Chris Hadfield experiments with water drops in microgravity NASA/CSA

Space Is Now a Reality TV Show

Chris Hadfield's return from the International Space Station marks a new era for the final frontier.

"Why are people so fascinated with @Cmdr_Hadfield?" the tweeter asked. "Can someone enlighten me?"

The answers were swift and sharp and unsurprising. "Dude, he's a frigging astronaut!" one replied. "Um, he's an astronaut?" another offered. "What else do you need?" Someone else explained things with a little more detail: "He's inspiring a generation of kids (my kids!) to grow up to be scientists & astronauts and not the Kardashians."

Chris Hadfield -- nom de tweet: @cmdr_hadfield -- has been doing more than inspiring people, though. He has also been entertaining them. And delighting them. He has chatted with Captain Kirk. He has covered Bowie. He has written his own music, and performed it. He has publicly celebrated Valentine's Day, and Easter, and St. Patrick's Day, and April Fool's. He has done a mind-boggling number of live chats and Q&As and video explainers. He has led Canada in a national sing-along. And all of these things have shared a remarkable predicate: They have been done, you know, from space. Hadfield has kept a running dialogue with Earth, documenting not just the numinous -- those amazing views! -- but also the mundane: the food. The fun. The exercise. The sleep. The tears. The bathroom situation.

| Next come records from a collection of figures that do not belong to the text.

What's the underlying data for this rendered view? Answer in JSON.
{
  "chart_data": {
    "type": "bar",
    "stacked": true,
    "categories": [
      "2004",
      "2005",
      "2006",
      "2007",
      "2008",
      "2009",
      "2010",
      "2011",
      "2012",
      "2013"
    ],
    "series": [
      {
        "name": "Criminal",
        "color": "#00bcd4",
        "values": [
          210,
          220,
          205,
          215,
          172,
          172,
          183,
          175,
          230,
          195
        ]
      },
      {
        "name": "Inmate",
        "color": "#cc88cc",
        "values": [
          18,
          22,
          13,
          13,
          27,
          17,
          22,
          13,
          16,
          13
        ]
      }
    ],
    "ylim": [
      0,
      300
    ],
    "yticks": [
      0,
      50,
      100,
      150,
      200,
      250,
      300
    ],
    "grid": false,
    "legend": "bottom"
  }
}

Over the course of 144 days spent on the International Space Station (encompassing 2,336 orbits of the Earth and covering nearly 62 million miles), Hadfield didn't merely do his day job -- conducting more than 130 scientific experimentsabout the effects of microgravity on masses of various types. He also helped to change our concept of what it means to be an astronaut in the first place. He is a space explorer in the Gagarin/Glenn/Armstrong model, but he is something else, too: just a guy. A guy who happens to be in space. Hadfield, availing himself of new technologies that are just beginning to be widely adopted, made space travel seem accessible. He made it seem normal (or, in astronaut-speak, "nominal"). He took it out of the realm of the awe-inspiring and placed it squarely in the realm of the awesome.